That being said I’ve seen another department from the government say much the same thing as this article.
To be perfectly honest I don’t care about it all – targeting cookies sometimes are helpful. If I’ve been looking at houses and then ad ad says – here are some houses that you haven’t looked at. Then that’s a good thing. At present ads are either
a) Targeted to the content
b) Loosely connected (one would hope to the site)
c) Anything!
Sites have enough trouble making money without this going on – oh well! Life will go on….
Oh and someone email people like this as well.
http://www.cookielaw.org/
They will love the good news
May 1st, 2012 at 10:20 am
The ICC have been working on this for a lot longer than 2 months,
May 2nd, 2012 at 10:49 pm
The ICO is still to issue robust advice on Analytics Cookies, but to say “So, no opt-in required.” is NOT good legal advice… its a wait and see game at the moment.

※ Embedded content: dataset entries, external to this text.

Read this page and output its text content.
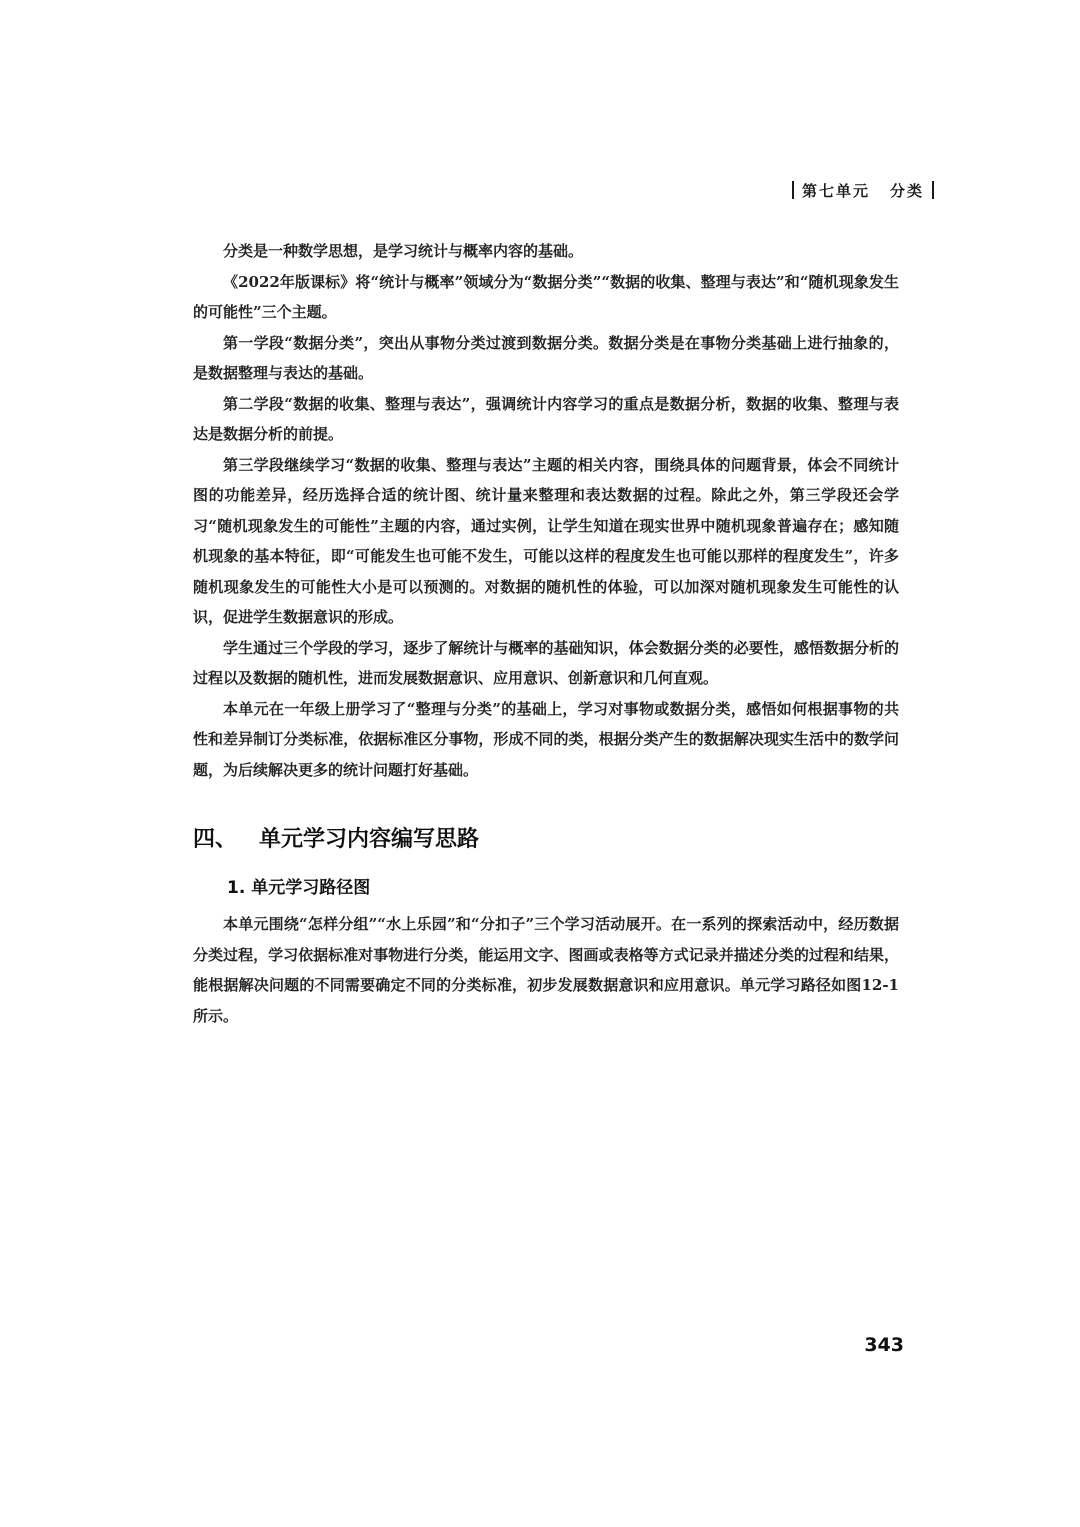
第七单元 分类

分类是一种数学思想，是学习统计与概率内容的基础。

《2022年版课标》将“统计与概率”领域分为“数据分类”“数据的收集、整理与表达”和“随机现象发生的可能性”三个主题。

第一学段“数据分类”，突出从事物分类过渡到数据分类。数据分类是在事物分类基础上进行抽象的，是数据整理与表达的基础。

第二学段“数据的收集、整理与表达”，强调统计内容学习的重点是数据分析，数据的收集、整理与表达是数据分析的前提。

第三学段继续学习“数据的收集、整理与表达”主题的相关内容，围绕具体的问题背景，体会不同统计图的功能差异，经历选择合适的统计图、统计量来整理和表达数据的过程。除此之外，第三学段还会学习“随机现象发生的可能性”主题的内容，通过实例，让学生知道在现实世界中随机现象普遍存在；感知随机现象的基本特征，即“可能发生也可能不发生，可能以这样的程度发生也可能以那样的程度发生”，许多随机现象发生的可能性大小是可以预测的。对数据的随机性的体验，可以加深对随机现象发生可能性的认识，促进学生数据意识的形成。

学生通过三个学段的学习，逐步了解统计与概率的基础知识，体会数据分类的必要性，感悟数据分析的过程以及数据的随机性，进而发展数据意识、应用意识、创新意识和几何直观。

本单元在一年级上册学习了“整理与分类”的基础上，学习对事物或数据分类，感悟如何根据事物的共性和差异制订分类标准，依据标准区分事物，形成不同的类，根据分类产生的数据解决现实生活中的数学问题，为后续解决更多的统计问题打好基础。

四、 单元学习内容编写思路
1. 单元学习路径图

本单元围绕“怎样分组”“水上乐园”和“分扣子”三个学习活动展开。在一系列的探索活动中，经历数据分类过程，学习依据标准对事物进行分类，能运用文字、图画或表格等方式记录并描述分类的过程和结果，能根据解决问题的不同需要确定不同的分类标准，初步发展数据意识和应用意识。单元学习路径如图12-1所示。

343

I too have a guide avaialable for the last few months, although mine is more of an FAQ style guide.
http://www.marcliron.co.uk/free-eu-cookie-report.html
-Marc
May 3rd, 2012 at 11:18 am
@marc – we are very specifically NOT providing legal advice. We are simply reporting the guidance from the ICC. I think it is reasonably safe to say that the ICO wants website owners to concentrate their main efforts on advertising tracking cookies.
I also point out that the ICO mandarin welcomed the guide and did not contradict it.
It’s frankly ludicrous that a third party had to step in when the body responsible for policing the regulations has singularly failed to provide clear guidance as the end of the moratorium approaches. It’s as if they want to fix the law through the courts.
May 3rd, 2012 at 11:45 am
What about the various Social Media buttons & plugins etc.? How should website operators deal with the “privacy” aspects of these?
For example, presumably anyone who is logged into Facebook will be tracked when visiting an external website which contains Facebook features?
Who is responsible for gaining consent or warning the web visitor: Facebook.com or the external website?
May 3rd, 2012 at 2:22 pm
And what about Super Cookies/Flash Cookies/LSOs!
‘Delete cookies’ doesn’t touch them.
May 11th, 2012 at 3:05 pm
If a user opts NOT to accept cookies when visiting my site, how do I remember this fact so that I don’t continually pester them by asking them on each page change? Shall I store it in a cookie ??